#' Data validation queries across two data frames
#'
#' @description
#' Find observations matching a query that concerns two data frames, and return
#' tidy, stackable output. Entails three steps:
#'
#' 1. separately query each of the two data frames using
#' \code{\link{query}}
#' 2. combine the resulting query outputs based on a given join type (semi,
#' anti, left, or inner)
#' 3. execute a third query on the joined output
#'
#' Each of the query steps is optional — unspecified query expressions are
#' replaced with `TRUE` such that all rows of the relevant input are returned.
#'
#' @param data1 Data frame to query (#1)
#' @param data2 Data frame to query (#2)
#' @param cond1 (Optional) Expression to evaluate with respect to `data1`. If
#' missing will be set to `TRUE` to select all rows.
#' @param cond2 (Optional) Expression to evaluate with respect to `data2`. If
#' missing will be set to `TRUE` to select all rows.
#' @param cols_base1 (Optional) Tidy-selection of other columns within `data1`
#' to retain in the final output. Can be set for an entire session using
#' option "queryr_cols_base", e.g. `options(queryr_cols_base =
#' quote(id:site))`.
#' @param cols_base2 (Optional) Tidy-selection of other columns within `data2`
#' to retain in the final output.
#' @param join_type How to join the output from the two initial queries ("semi", "anti",
#' "left", or "inner"). Based on dplyr \code{\link[dplyr]{join}} types.
#' @param join_by A character vector of variables to join by. If the join key
#' columns have different names in `data1` and `data2`, use a named vector.
#' For example, `by = c("a" = "b")` will match `data1$a` to `data2$b`.
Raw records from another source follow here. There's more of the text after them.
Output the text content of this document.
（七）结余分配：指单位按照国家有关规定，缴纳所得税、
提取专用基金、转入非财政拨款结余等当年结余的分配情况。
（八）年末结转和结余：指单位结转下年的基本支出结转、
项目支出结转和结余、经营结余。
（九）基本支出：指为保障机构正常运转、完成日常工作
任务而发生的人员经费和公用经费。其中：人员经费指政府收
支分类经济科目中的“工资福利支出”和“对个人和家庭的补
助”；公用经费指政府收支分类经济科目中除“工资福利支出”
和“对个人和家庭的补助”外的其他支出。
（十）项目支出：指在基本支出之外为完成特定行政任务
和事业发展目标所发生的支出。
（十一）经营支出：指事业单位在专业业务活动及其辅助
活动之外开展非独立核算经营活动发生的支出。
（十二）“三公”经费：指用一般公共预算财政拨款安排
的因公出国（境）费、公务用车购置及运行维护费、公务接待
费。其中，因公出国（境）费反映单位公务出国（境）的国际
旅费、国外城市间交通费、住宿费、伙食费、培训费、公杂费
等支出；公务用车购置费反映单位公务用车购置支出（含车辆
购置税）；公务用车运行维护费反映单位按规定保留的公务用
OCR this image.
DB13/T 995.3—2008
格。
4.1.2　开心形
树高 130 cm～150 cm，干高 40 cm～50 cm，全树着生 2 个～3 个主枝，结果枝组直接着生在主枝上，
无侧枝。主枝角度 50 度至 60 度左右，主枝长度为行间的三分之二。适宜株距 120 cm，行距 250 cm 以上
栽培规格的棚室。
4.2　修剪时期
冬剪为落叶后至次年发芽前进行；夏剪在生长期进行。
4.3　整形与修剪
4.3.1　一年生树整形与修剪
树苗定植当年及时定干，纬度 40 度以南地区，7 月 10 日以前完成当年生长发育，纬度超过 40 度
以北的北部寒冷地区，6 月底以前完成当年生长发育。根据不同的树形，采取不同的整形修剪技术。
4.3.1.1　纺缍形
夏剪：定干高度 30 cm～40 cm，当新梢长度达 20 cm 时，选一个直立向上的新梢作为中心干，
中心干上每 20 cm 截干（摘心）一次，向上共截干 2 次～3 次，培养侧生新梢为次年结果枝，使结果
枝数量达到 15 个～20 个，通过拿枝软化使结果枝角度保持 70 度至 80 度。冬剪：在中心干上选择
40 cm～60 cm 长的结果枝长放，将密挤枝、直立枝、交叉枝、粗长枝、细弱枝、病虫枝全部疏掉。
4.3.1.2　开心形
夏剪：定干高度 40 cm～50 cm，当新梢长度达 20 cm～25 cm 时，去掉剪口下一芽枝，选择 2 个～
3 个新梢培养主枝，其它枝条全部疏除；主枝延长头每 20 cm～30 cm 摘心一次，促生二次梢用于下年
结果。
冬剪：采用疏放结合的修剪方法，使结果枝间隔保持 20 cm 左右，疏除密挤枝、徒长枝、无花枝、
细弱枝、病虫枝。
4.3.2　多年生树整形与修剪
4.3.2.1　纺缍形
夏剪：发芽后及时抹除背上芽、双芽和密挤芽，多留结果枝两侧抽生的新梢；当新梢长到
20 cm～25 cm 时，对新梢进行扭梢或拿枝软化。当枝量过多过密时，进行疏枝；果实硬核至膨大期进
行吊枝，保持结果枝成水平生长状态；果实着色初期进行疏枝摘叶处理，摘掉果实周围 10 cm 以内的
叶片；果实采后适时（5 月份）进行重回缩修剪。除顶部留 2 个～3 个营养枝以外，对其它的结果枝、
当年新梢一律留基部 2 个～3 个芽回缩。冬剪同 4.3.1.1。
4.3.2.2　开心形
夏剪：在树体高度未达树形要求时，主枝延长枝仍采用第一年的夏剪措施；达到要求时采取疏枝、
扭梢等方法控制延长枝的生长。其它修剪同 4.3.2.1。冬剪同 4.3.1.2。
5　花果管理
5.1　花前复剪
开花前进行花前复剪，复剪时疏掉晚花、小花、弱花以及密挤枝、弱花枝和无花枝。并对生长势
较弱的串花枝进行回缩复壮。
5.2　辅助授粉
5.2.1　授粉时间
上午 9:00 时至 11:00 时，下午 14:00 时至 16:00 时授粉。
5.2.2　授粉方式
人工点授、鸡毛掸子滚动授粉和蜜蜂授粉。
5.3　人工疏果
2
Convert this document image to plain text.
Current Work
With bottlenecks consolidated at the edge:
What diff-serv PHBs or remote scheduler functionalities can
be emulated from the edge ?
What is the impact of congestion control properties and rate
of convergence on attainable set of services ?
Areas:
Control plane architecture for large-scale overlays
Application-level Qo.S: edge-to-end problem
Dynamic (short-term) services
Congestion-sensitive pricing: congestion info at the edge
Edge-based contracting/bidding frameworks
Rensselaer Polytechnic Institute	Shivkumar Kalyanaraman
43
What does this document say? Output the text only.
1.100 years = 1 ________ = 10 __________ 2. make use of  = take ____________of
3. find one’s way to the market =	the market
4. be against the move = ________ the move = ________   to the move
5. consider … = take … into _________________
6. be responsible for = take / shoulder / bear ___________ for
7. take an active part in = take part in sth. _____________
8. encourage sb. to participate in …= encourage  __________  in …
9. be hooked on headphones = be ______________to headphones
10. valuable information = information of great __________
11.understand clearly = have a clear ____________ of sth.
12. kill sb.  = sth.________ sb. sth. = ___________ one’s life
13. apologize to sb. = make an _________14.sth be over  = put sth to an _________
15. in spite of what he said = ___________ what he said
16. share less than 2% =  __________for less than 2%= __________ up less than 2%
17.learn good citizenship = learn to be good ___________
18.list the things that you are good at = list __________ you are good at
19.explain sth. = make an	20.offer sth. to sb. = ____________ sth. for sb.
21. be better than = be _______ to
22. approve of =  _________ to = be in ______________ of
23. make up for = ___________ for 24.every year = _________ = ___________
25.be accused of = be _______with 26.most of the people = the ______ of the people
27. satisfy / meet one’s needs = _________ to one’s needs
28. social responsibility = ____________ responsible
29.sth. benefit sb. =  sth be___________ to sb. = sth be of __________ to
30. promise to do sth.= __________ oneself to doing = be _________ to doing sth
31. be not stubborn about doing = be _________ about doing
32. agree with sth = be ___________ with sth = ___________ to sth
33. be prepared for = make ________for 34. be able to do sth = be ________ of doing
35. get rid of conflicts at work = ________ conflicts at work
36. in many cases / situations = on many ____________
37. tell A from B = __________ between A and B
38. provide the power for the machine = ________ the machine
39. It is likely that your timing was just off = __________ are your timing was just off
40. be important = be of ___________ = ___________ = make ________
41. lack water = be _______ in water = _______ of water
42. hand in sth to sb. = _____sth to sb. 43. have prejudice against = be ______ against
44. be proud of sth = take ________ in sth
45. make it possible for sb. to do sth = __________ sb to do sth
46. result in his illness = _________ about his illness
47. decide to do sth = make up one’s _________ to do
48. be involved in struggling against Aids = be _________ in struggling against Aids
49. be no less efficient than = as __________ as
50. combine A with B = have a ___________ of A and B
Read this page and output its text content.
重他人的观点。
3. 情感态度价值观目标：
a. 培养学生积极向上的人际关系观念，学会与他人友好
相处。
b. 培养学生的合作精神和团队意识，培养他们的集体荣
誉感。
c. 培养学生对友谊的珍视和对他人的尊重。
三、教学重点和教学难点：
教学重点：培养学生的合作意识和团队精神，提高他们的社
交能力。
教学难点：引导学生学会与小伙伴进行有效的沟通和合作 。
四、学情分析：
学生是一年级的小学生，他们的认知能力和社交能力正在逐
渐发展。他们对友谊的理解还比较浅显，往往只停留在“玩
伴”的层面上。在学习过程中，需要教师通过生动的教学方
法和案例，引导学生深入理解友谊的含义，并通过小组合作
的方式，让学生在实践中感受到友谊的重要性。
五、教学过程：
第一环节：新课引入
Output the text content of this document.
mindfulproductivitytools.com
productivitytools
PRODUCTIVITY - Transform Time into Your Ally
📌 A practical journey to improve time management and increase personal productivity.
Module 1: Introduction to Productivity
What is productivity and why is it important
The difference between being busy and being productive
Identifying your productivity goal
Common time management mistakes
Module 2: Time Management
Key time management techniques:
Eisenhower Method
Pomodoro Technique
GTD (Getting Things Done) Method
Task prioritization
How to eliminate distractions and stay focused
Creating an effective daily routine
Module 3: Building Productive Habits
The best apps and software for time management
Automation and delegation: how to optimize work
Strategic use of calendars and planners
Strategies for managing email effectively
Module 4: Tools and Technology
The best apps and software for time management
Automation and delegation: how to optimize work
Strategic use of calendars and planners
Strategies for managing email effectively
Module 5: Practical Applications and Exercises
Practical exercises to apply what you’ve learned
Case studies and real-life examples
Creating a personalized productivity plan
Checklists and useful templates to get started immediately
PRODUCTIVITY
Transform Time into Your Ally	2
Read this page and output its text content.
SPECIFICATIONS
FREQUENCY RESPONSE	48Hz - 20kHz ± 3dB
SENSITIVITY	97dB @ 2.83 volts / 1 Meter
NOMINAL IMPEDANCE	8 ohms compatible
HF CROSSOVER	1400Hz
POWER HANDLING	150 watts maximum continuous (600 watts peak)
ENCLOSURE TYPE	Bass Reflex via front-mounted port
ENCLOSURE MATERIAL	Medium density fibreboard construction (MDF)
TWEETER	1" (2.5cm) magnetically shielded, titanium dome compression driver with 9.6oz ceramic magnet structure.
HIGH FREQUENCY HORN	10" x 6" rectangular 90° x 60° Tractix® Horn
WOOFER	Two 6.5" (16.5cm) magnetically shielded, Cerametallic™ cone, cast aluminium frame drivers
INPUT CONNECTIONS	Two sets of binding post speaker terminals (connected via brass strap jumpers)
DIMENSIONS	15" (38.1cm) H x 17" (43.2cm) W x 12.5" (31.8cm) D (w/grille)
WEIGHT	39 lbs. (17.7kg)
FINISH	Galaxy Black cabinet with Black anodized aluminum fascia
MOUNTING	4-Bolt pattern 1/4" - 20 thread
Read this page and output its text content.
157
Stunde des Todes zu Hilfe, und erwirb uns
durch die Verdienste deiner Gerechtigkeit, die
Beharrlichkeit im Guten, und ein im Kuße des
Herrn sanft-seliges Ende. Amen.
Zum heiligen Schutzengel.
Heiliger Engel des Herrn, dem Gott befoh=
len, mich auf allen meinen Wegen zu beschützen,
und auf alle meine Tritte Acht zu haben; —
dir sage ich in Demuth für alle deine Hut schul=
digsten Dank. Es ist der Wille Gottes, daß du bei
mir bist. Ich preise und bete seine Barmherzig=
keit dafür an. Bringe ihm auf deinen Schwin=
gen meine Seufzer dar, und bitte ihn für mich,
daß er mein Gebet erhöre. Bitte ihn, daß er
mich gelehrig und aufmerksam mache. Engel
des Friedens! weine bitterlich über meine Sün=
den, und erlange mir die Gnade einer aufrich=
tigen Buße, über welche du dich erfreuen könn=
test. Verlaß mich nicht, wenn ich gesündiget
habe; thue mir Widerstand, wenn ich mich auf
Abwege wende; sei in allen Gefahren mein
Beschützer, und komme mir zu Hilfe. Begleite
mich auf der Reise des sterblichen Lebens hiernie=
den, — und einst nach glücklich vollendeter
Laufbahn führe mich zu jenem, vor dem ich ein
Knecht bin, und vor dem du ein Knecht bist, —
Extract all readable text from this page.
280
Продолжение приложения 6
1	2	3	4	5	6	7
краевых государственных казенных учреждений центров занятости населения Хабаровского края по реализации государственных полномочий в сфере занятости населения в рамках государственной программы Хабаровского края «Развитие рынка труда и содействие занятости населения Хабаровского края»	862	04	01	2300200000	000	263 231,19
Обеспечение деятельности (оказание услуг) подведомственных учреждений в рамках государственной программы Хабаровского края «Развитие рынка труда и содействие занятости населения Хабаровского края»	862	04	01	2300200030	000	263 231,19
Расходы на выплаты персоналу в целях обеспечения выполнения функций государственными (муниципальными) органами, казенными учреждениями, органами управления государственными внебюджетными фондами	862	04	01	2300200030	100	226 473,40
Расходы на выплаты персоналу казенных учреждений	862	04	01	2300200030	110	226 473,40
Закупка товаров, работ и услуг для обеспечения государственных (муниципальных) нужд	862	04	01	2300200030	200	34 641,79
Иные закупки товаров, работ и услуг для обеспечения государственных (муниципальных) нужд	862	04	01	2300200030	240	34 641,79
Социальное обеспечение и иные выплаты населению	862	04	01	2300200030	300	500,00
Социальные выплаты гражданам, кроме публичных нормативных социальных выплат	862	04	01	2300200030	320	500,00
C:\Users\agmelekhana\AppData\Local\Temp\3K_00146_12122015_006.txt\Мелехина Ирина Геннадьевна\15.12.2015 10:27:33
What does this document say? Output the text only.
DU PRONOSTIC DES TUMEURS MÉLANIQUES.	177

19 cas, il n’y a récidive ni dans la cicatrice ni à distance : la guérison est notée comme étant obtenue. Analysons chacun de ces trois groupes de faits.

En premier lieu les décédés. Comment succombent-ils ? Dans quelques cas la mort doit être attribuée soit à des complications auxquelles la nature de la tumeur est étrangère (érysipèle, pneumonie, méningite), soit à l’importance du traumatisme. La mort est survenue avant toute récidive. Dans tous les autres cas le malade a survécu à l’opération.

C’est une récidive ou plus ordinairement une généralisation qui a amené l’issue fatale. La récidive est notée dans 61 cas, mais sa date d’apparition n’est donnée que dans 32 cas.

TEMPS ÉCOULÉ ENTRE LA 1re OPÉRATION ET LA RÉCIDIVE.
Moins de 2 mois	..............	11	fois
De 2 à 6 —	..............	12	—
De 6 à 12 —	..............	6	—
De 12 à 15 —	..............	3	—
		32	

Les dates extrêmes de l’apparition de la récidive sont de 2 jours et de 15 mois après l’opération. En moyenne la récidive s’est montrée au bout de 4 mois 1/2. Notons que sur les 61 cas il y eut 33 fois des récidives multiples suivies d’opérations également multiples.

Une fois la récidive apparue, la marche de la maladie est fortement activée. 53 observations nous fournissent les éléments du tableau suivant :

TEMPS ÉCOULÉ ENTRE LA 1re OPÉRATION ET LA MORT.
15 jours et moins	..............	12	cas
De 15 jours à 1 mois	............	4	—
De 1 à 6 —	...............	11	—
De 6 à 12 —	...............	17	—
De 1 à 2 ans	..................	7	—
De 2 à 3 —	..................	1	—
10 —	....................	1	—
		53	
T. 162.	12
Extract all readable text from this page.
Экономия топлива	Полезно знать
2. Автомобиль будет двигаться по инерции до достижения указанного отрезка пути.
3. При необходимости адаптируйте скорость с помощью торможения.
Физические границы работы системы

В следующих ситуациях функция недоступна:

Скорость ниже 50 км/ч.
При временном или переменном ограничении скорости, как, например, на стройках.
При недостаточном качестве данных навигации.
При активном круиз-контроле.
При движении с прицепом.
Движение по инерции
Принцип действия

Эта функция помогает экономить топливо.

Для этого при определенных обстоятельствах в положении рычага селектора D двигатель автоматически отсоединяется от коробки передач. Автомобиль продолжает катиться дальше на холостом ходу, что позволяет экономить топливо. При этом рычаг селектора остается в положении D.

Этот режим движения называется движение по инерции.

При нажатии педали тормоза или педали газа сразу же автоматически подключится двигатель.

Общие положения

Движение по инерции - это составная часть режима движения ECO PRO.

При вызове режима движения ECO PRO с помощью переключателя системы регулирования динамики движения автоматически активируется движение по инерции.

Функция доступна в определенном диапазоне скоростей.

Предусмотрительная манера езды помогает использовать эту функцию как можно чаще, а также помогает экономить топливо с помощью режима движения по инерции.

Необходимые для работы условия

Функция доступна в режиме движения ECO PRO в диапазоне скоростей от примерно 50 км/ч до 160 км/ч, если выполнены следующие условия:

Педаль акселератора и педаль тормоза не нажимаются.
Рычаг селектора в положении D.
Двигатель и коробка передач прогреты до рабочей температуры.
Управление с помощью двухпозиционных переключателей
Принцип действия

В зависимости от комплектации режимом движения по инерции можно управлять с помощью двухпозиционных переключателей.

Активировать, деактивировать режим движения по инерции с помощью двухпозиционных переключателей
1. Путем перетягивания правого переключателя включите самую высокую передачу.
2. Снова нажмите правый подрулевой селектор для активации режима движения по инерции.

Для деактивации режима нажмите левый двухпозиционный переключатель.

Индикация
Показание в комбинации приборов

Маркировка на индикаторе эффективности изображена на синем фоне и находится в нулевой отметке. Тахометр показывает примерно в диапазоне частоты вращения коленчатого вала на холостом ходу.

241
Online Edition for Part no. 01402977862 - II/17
#' @param cond3 (Optional) Expression to evaluate with respect to the joined
#' output of the two initial queries. If missing will be set to `TRUE` to
#' select all rows.
#'
#' Note that if `join_type` is a filtering join ("anti" or "semi"), only
#' variables from `data1` can be referenced in `cond3` (referencing a variable
#' that only exists in `data2` will result in an error).
#'
#' If `join_type` is instead a mutating join ("left" or "inner"), all
#' variables from `data1` and `data2` will be available to `cond3`, even if
#' not otherwise referenced with `cond1`/`cond2` or `cols_base1`/`cols_base2`.
#'
#' @param pivot_long Logical indicating whether to pivot the variables
#' referenced within the query expression(s) to a long (i.e. stackable)
#' format, with default column names "variable1", "value1", "variable2",
#' "value2", ... Defaults to `TRUE`. If `cond3` is specified and `pivot_long`
#' is `TRUE`, the pivot happens only in the final query (i.e. `cond3`).
#' @param pivot_var Prefix for pivoted variable column(s). Defaults to
#' "variable". Only used if `pivot_long = TRUE`.
#' @param pivot_val Prefix for pivoted value column(s). Defaults to "value".
#' Only used if `pivot_long = TRUE`.
#' @param as_chr Logical indicating whether to coerce the columns referenced in
#' the query expression(s) to character prior to returning. This enables
#' row-binding multiple queries with variables of different classes, but is
#' only important if `pivot_long = TRUE`. Defaults to `TRUE`.
#'
#' @return
#' A data frame reflecting the rows of `data1` that match the given
#' query. Returned columns include:
#' - Columns matched by argument `cols_base1`
#' - Columns matched by argument `cols_base2` (only if join type is "left" or
#' "inner")
#' - Columns referenced within the relevant condition statements (pivoted to
#' long form by default). \cr
#'
#' If the join type is a mutating join ("left" or "inner"), variables from
#' `data1` or `data2` referenced in *any* of the condition statements
#' (`cond1`, `cond2`, or `cond3`) will appear in the output. However, with a
#' filtering join ("anti" or "semi") only variables from `data1` will appear
#' in the output.
#'
#' @examples
#' # example datasets: two related epidemiological linelists
#' data(ll) # ll from treatment center (all cases, confirmed and non-confirmed)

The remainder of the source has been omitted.